Casting the pointers will give the difference in the array to be
sizeof(T), that is true. If x and y were unrelated variables, it does
not make their difference defined, I would have to look more closely
at the standard to see if the fact that x and y are members of the
same struct make taking the difference of them cast to char defined
(since the struct can be viewed as an array of char).
Note that casting to intptr_t does NOT make your result hold. About
all the standard promises for intptr_t is that you can (if the type
exists) convert a pointer to intptr_t and then convert that exact same
value back to a pointer that will then be equivalent. There is no
promise that math on the intptr_t relates in any way to math on the
pointer. This particularly won't hold for some cases on segmented
architectures.
>> The standard imposes few limitations on what the implementation may
>> chose for alignment rules. There is no explicit requirement that
>> "Implementation alignment requirements" force object to be at their
>> minimum alignment requirement. Also, the phrase "Implementation
>> alignment requirements might cause two adjacent members not to be
>> allocated immediately after each other;" is written in a permissive
>> manner, not restrictive, and contains no solid constraints on the
>> implementation (it contains no MUST or SHALL, or even a SHOULD),
>> but to me seems more an explanatory comment warning the programmer
>> that they should NOT make the assumption that elements are packed
>> next to each other.
>
> This is true, I admit the most shakey part of the argument is the
> rather liberal interpretation of the standard with regards to
> structure padding. Its true that it doesn't say you cannot add
> padding for other reasons.
>
> It would be nice if the standard offered more clarity on this
> subject. Casting through unions is a popular and useful technique.

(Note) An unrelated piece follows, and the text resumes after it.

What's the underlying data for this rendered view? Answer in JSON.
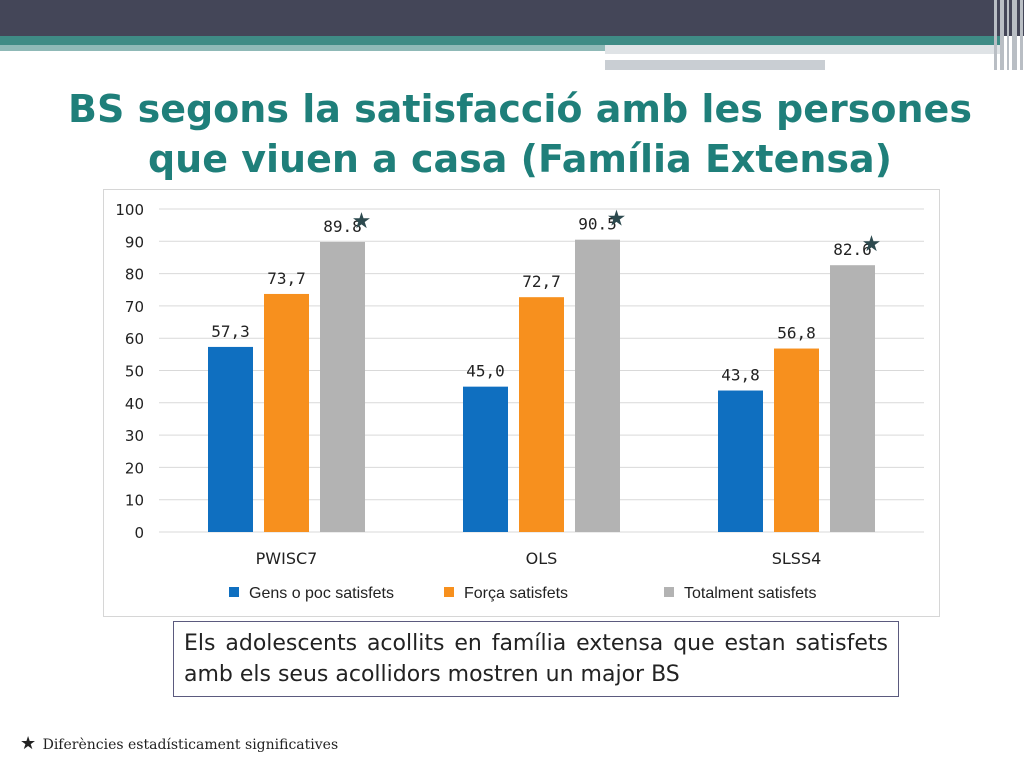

The key is that the standard only promises what it is willing to force
all implementations to do. The standard intentionally gives
implementations room to do things to generate better code for their
platform. In general, this form of "type punning" is going to be
implementation dependent anyway, so having the behavior by the
language standard being "undefined" isn't that bad, if you have other
documentation/standards defining it.
The important part is that your program works, and knowing where/when
it will work. I suspect that the percentage of programs that are
"strictly conforming", relying on no implementation defined behavior
is vanishingly small. Implementation defined behavior isn't bad, but
depending on it without knowing it can be, as you can be caught
unawares if that behavior changes without you knowing it (due to
upgrades, or porting to new systems, etc).